The Wall Street Journal reported that the Cuban government requested assistance from the United States in the aftermath of Hurricane Ian.

Arcos said the distribution of disaster aid is considered “a highly political issue” by the Cuban government and “a threat to its absolute control of society.”

“The only exception to this rule is the Cuban Catholic Church,” Arcos added, “which has been able to channel humanitarian aid in a limited way.”

Catholicism plays a prominent role in Cuba. The Conference of Catholic Bishops of Cuba once estimated that it baptized 60% of the island’s 11 million inhabitants.

Over two decades, Catholic Relief Services has nurtured a relationship with the Cuban Catholic Church and its humanitarian arm, Caritas Cuba, said Haydee Díaz, who oversees Caribbean aid response for Catholic Relief Services.

The faith-based international humanitarian organization ships non-perishable foodstuffs, such as rice, beans, oil, pasta, sardines, salt and sugar, as well as hygiene items, such as soaps, detergents and nappies, in Cuba.

“We’re basically trying to make sure we can support the Cuban Catholic Church by getting these basic supplies to help people cope in the first days after the disaster,” Díaz said.

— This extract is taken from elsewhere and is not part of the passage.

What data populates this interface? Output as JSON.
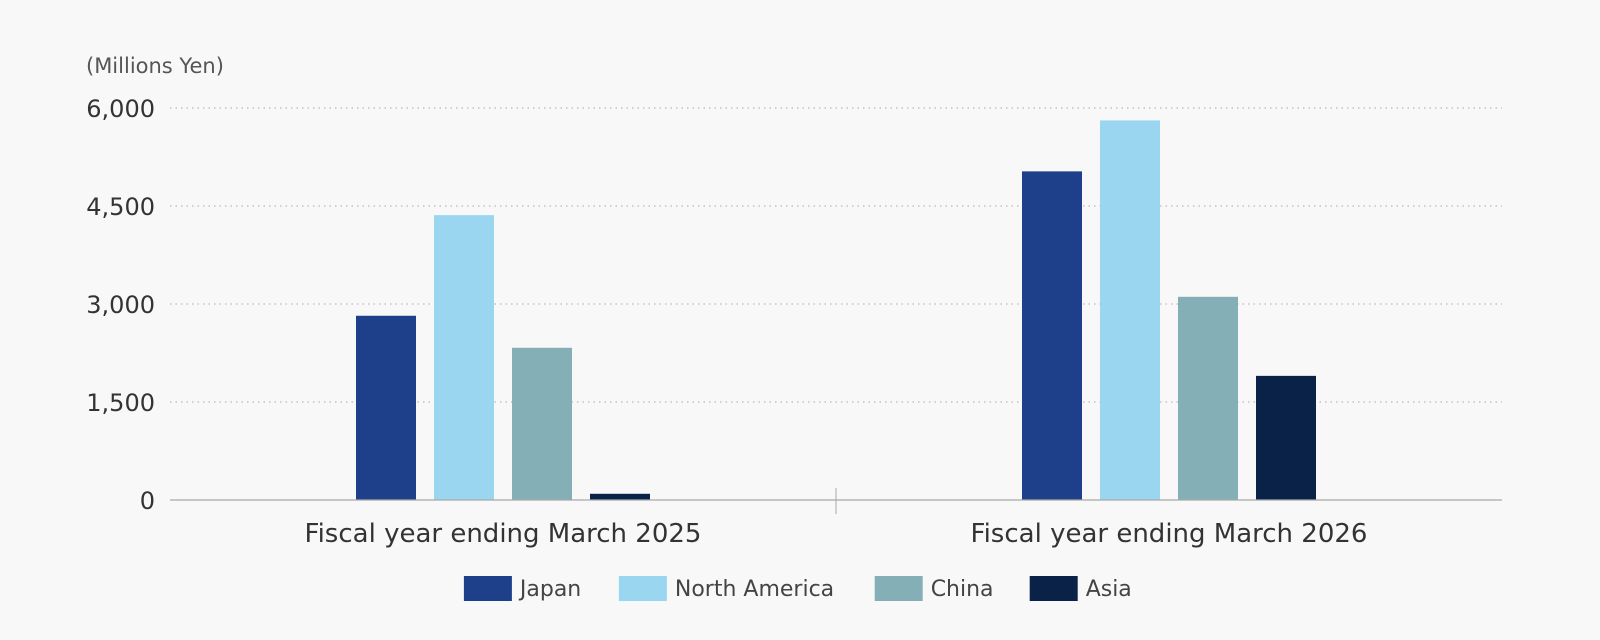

Here are some ways to help

Catholic Relief Services works with Caritas Cuba to distribute non-perishable food, water and hygiene items to Cubans in need. Online donations support these efforts and fund long-term shelter repairs to strengthen the island’s fragile housing infrastructure.

World Help is raising funds to ship food, drinking water and clothing to Cuba in the days and weeks ahead.

The People’s Forum is seeking donations to fund the purchase of roofing materials in Mexico, which can be shipped directly to their Cuban partners in the field.

How to avoid charity scams

  • Determine if the organization, nonprofit, or group has a track record of providing help to those in need.
  • Identify local initiatives and efforts that are based in areas most affected by the natural disaster.
  • Beware of phone calls and emails soliciting donations.
  • Avoid unknown agencies and websites. There’s a story of scammers creating websites that look like donation pages after a major tragedy, but were actually scams.